Chemical controls can be effective, but these chemicals can be hazardous to the surrounding environment and may not be desirable in wastewater treatment systems, especially in nitrification and denitrification [39,42,43,44]. Different concentrations of chemical compounds and metal ions in herbicides can inhibit the activity of microorganisms in active sludge, disrupting their functions and impairing wastewater treatment processes [39,42]. In addition, many countries have already published strict regulations on chemical dosage. In Denmark, herbicide use on all public land was banned after 2003 [35]. The chemical control of roots within pipes is not allowed in Sweden [34].

3.4.2. Proactive Approaches

In landscape design, it is important to select tree species that pose less risk of intruding into a pipe. Planning and management in construction can prevent or minimise pipe blockages, tree removals, and pipe maintenance at a very early stage. Rolf and Stål [34] recommended that trees should be planted as far from underground pipes as possible.

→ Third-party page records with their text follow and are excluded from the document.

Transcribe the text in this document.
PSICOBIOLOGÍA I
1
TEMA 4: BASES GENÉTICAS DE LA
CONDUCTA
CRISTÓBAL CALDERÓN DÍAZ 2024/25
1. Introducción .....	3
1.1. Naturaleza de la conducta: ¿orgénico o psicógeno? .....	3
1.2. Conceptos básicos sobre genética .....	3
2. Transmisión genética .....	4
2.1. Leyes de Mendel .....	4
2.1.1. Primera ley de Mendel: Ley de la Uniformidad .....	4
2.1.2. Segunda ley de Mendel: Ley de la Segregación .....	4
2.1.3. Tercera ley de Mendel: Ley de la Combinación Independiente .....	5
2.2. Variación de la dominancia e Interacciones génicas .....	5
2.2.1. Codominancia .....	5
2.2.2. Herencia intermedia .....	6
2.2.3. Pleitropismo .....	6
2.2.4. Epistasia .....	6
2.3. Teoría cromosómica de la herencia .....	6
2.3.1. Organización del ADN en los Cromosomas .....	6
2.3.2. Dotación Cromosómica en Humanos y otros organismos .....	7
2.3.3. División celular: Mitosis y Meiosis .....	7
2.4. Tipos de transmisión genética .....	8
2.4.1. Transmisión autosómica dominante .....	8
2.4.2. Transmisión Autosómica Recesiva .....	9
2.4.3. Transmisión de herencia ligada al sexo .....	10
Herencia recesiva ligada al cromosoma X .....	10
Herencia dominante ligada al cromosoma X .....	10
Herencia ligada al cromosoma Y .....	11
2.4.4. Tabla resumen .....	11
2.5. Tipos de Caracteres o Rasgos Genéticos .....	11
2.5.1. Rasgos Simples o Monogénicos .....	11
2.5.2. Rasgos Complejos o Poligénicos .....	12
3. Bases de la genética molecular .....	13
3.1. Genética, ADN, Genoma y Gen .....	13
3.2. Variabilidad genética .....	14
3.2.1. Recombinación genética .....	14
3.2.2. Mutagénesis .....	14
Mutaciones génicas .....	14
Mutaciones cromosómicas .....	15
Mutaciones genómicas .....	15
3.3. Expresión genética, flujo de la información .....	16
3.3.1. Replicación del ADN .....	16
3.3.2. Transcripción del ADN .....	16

They also suggested that pipes should be constructed in a pattern that least interferes with trees and structures [34]. Regulated tree replacement can also be beneficial to control root chokes [45]. Ward and Clatterbuck [45] suggested that it is reasonable to replace and re-plant faster-growing species every 8 to 10 years.

When constructing a pipeline close to existing trees, Rolf and Stål [34] suggested that it is important to consider tree removal, as it is better to remove the tree and replace/replant with a new one, from an economic perspective, if the tree could be affected by the construction and may not be able to survive.

Appropriate pipe construction can reduce the risk of structure failure. Svihra [46] indicated that the joints of older pipes using rubber flanges and O rings are a major problem as they can open up with soil movement. Polyvinyl chloride (PVC) pipes in sewer systems solved the issue because of the highly flexible nature of PVC pipes, and their glued joints can reduce the likelihood of cracking after soil settling [46]. The careful placement and backfilling of pipes during construction can reduce the spaces in the surrounding soil leading to less risk of cracked pipes, thus increasing root intrusion resistance [47].

3.5. Discussion of Tree Root Intrusion Approaches

The existing reactive response can be summarised as the strategies with mechanical or chemical applications to clean the pipe systems and slow down the next tree root intrusion incidents, either by strengthening the pipe systems or by suppressing root growth. The mechanical techniques repair the pipe to the pre-damaged condition but require the damaged pipes to remain open for construction. Chemical applications clean up the root masses in the pipes but may leave the pipes damaged and subsequently pose a potential threat to the surrounding environment. These reactive strategies efficiently solve individual tree root intrusion incidents. However, these approaches can cause intrusions to re-occur in the long term, causing high maintenance costs or tree removals in the worst-case scenarios.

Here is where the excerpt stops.